Notification

×

Iklan

FOTO KEGIATAN

Indeks Berita

Ayah Pergi dalam Banjir, Bantu Kami untuk Kehidupan

Rabu, 17 Desember 2025 | 23:12 WIB Last Updated 2025-12-17T16:12:54Z



Ayah pergi bukan karena memilih. Ia diambil banjir—oleh air yang datang tiba-tiba, oleh alam yang marah, oleh kelalaian yang tak pernah diakui. Sejak hari itu, rumah kami bukan hanya kehilangan tiang, tetapi kehilangan penopang kehidupan. Ayah pergi, dan kami yang ditinggalkan dipaksa tumbuh lebih cepat dari usia kami.

Banjir Aceh 2025 mencatat banyak korban jiwa, tetapi tidak semua korban tercatat dalam statistik. Kami—anak-anak yang kehilangan ayah, ibu yang kehilangan pasangan, keluarga yang kehilangan arah—adalah korban yang hidup. Setiap hari kami bertanya: setelah air surut, siapa yang menanggung hidup kami?

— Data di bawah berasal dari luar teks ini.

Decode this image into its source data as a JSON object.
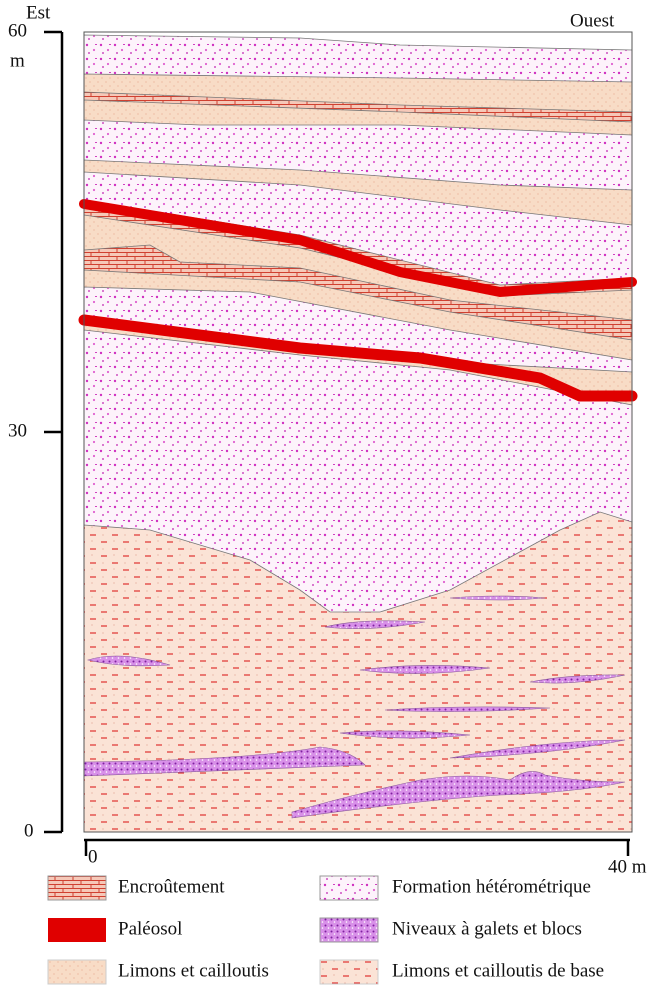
{
  "header": {
    "left": "Est",
    "right": "Ouest"
  },
  "vertical_axis": {
    "top": "60",
    "unit": "m",
    "middle": "30",
    "bottom": "0"
  },
  "horizontal_axis": {
    "start": "0",
    "end": "40 m"
  },
  "legend": [
    {
      "label": "Encroûtement"
    },
    {
      "label": "Formation hétérométrique"
    },
    {
      "label": "Paléosol"
    },
    {
      "label": "Niveaux à galets et blocs"
    },
    {
      "label": "Limons et cailloutis"
    },
    {
      "label": "Limons et cailloutis de base"
    }
  ]
}
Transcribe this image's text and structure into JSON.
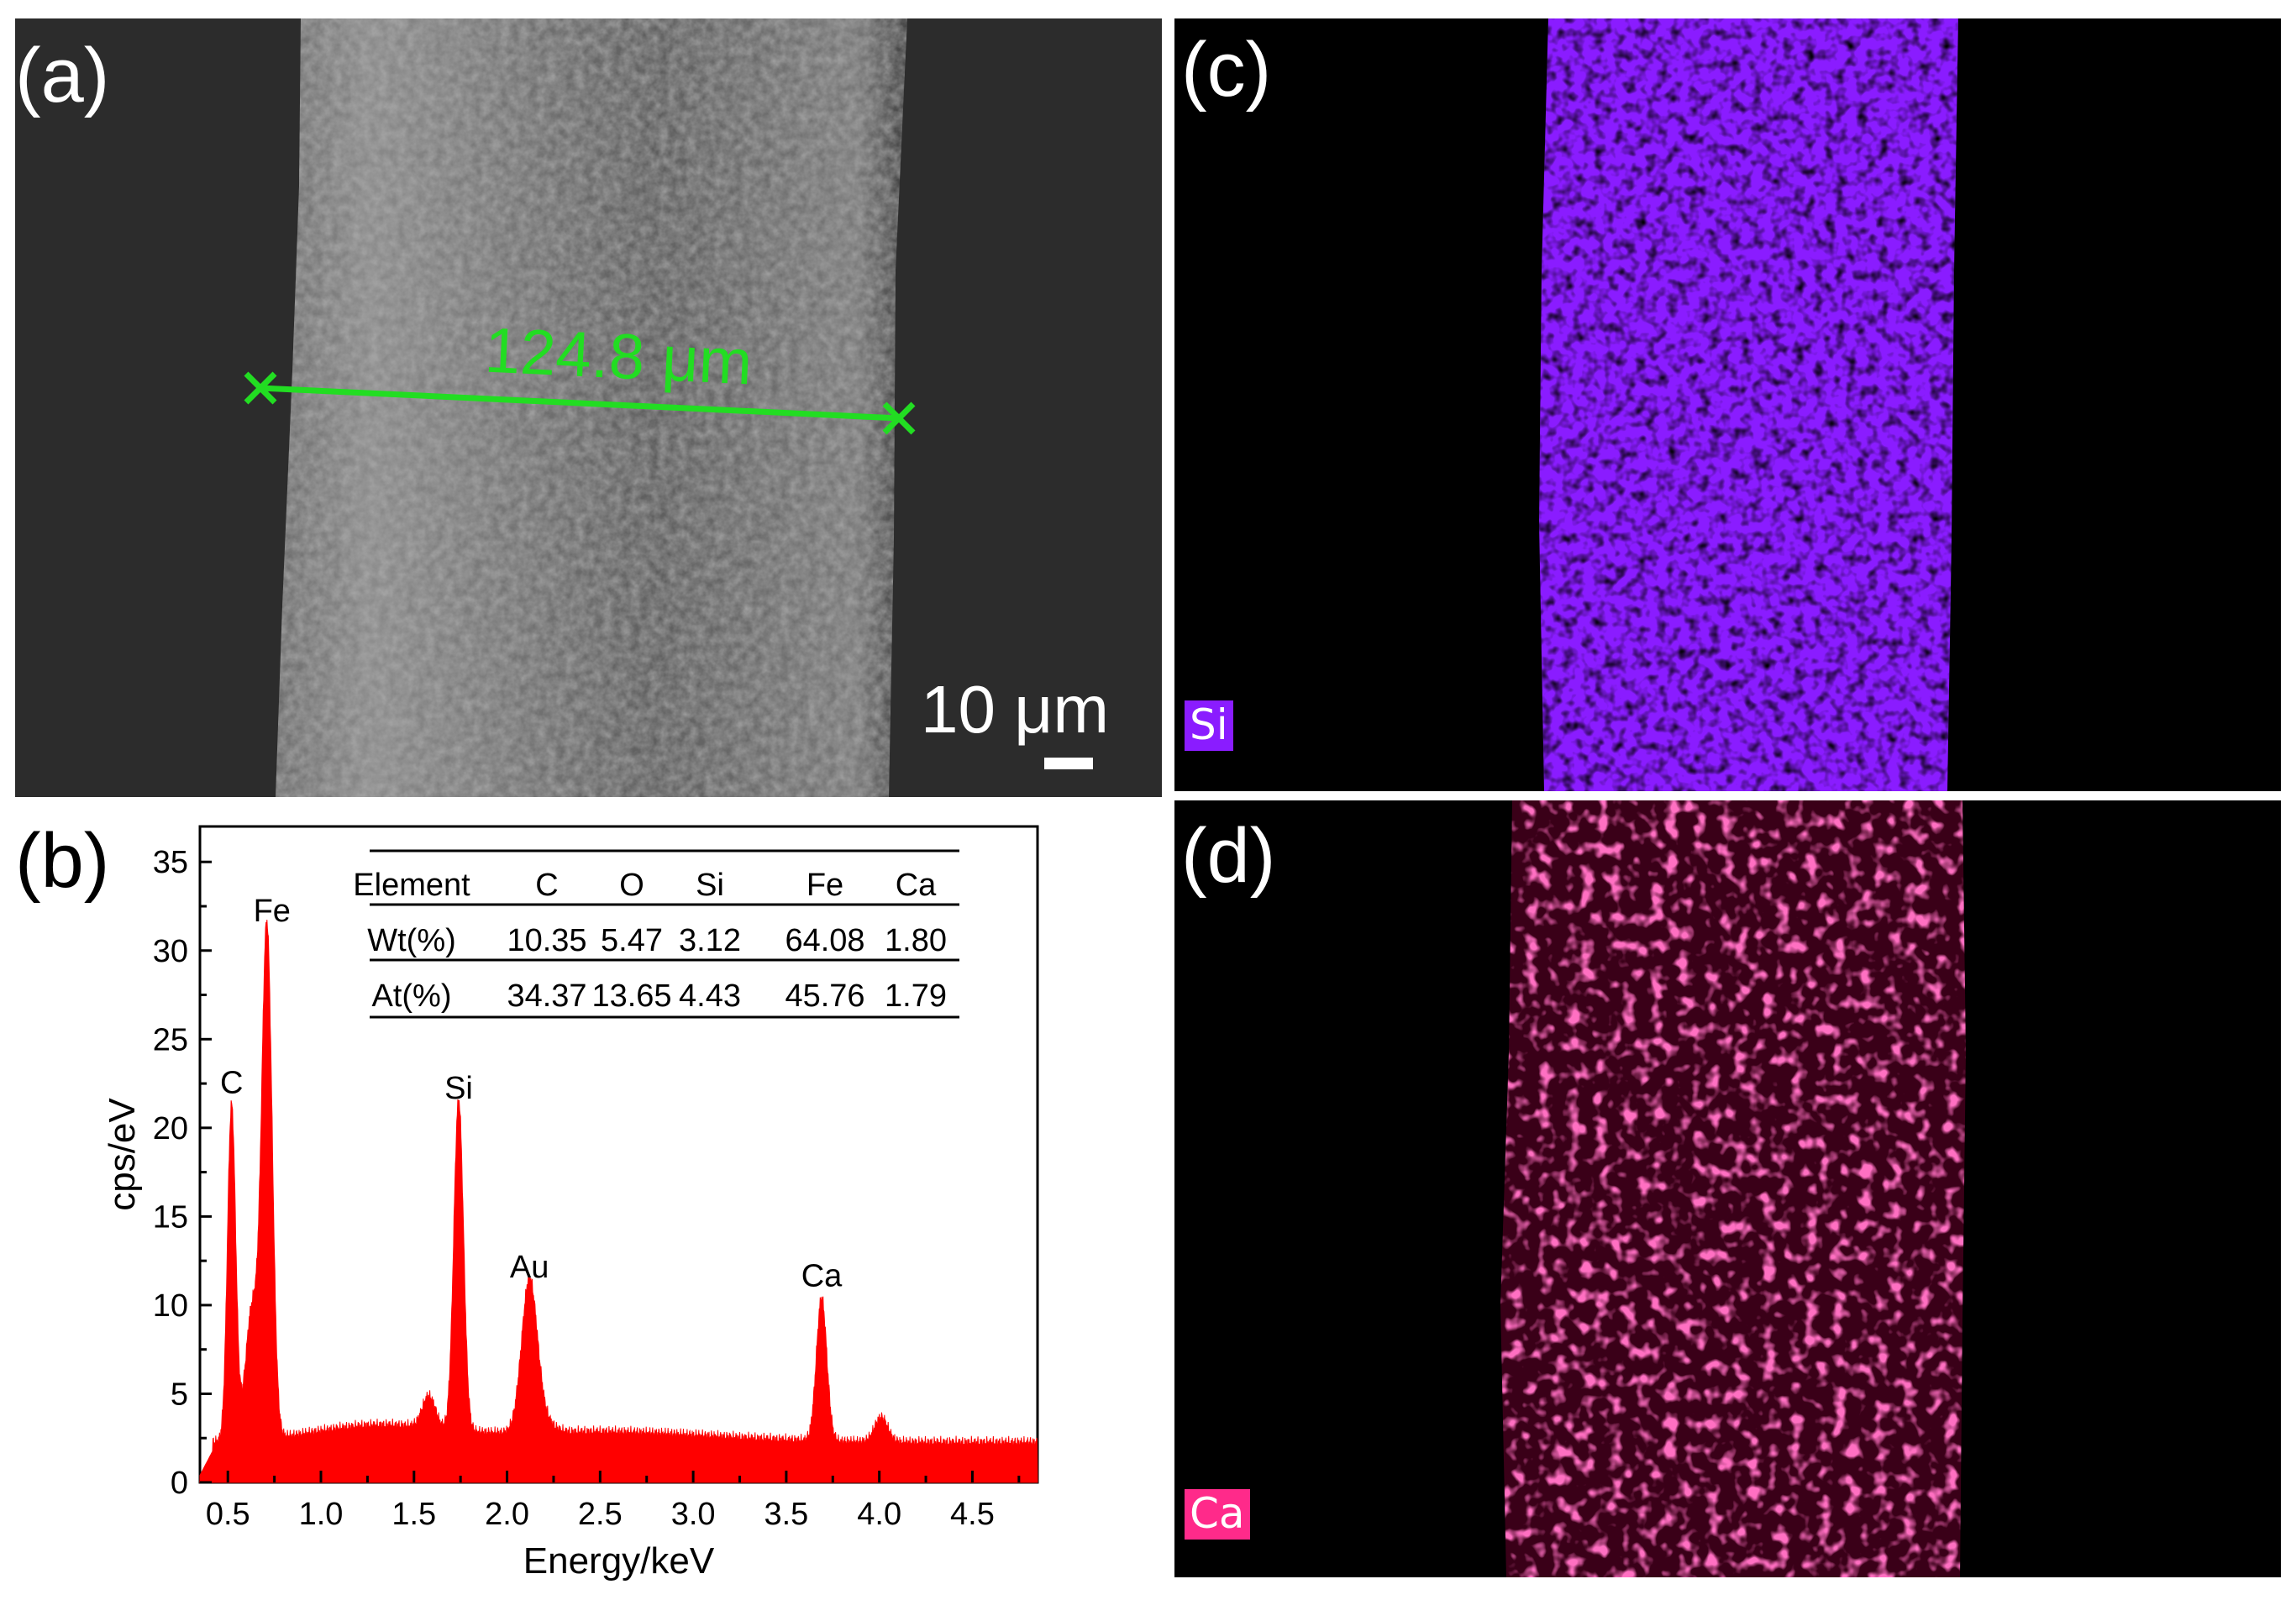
{
  "panels": {
    "a": {
      "letter": "(a)",
      "measure_label": "124.8 μm",
      "scale_bar_label": "10 μm",
      "measure_color": "#22dd22"
    },
    "b": {
      "letter": "(b)",
      "table": {
        "headers": [
          "Element",
          "C",
          "O",
          "Si",
          "Fe",
          "Ca"
        ],
        "rows": [
          [
            "Wt(%)",
            "10.35",
            "5.47",
            "3.12",
            "64.08",
            "1.80"
          ],
          [
            "At(%)",
            "34.37",
            "13.65",
            "4.43",
            "45.76",
            "1.79"
          ]
        ]
      }
    },
    "c": {
      "letter": "(c)",
      "element_tag": "Si",
      "color": "#8a1cff"
    },
    "d": {
      "letter": "(d)",
      "element_tag": "Ca",
      "color": "#ff2a8a"
    }
  },
  "chart_data": {
    "type": "area",
    "title": "",
    "xlabel": "Energy/keV",
    "ylabel": "cps/eV",
    "xlim": [
      0.35,
      4.85
    ],
    "ylim": [
      0,
      37
    ],
    "x_ticks": [
      "0.5",
      "1.0",
      "1.5",
      "2.0",
      "2.5",
      "3.0",
      "3.5",
      "4.0",
      "4.5"
    ],
    "y_ticks": [
      "0",
      "5",
      "10",
      "15",
      "20",
      "25",
      "30",
      "35"
    ],
    "series_color": "#ff0000",
    "baseline": 2.2,
    "peaks": [
      {
        "label": "C",
        "x": 0.52,
        "y": 21.2
      },
      {
        "label": "Fe",
        "x": 0.71,
        "y": 30.9
      },
      {
        "label": "Si",
        "x": 1.74,
        "y": 20.9
      },
      {
        "label": "Au",
        "x": 2.12,
        "y": 10.8
      },
      {
        "label": "Ca",
        "x": 3.69,
        "y": 10.3
      }
    ],
    "minor_features": [
      {
        "x": 0.63,
        "y": 9.6
      },
      {
        "x": 1.58,
        "y": 4.0
      },
      {
        "x": 4.01,
        "y": 3.6
      }
    ]
  }
}
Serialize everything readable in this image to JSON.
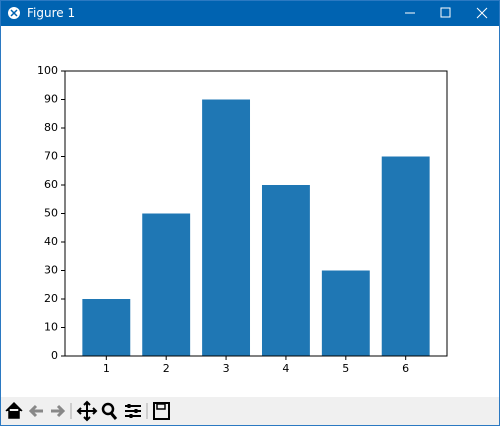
{
  "window": {
    "title": "Figure 1"
  },
  "chart_data": {
    "type": "bar",
    "x": [
      1,
      2,
      3,
      4,
      5,
      6
    ],
    "values": [
      20,
      50,
      90,
      60,
      30,
      70
    ],
    "color": "#1f77b4",
    "xlim": [
      0.31,
      6.69
    ],
    "xticks": [
      1,
      2,
      3,
      4,
      5,
      6
    ],
    "ylim": [
      0,
      100
    ],
    "yticks": [
      0,
      10,
      20,
      30,
      40,
      50,
      60,
      70,
      80,
      90,
      100
    ]
  }
}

Ayah adalah nafkah, pelindung, dan penentu arah keluarga. Ketika ia pergi, yang tersisa adalah kecemasan. Ibu berusaha tegar, tetapi kesedihan dan tanggung jawab datang bersamaan. Ia harus menjadi segalanya: pencari nafkah, pengasuh, dan penopang emosi keluarga. Dalam diam, ia menangis, karena tahu hidup tak memberi waktu untuk berduka terlalu lama.

Bagi kami anak-anak, kehilangan ayah bukan hanya kehilangan figur. Kami kehilangan rasa aman. Setiap hujan turun, ketakutan kembali. Setiap melihat air naik, ingatan itu datang. Trauma ini tidak terlihat, tetapi menggerogoti. Tanpa pendampingan, luka ini bisa membentuk masa depan yang rapuh.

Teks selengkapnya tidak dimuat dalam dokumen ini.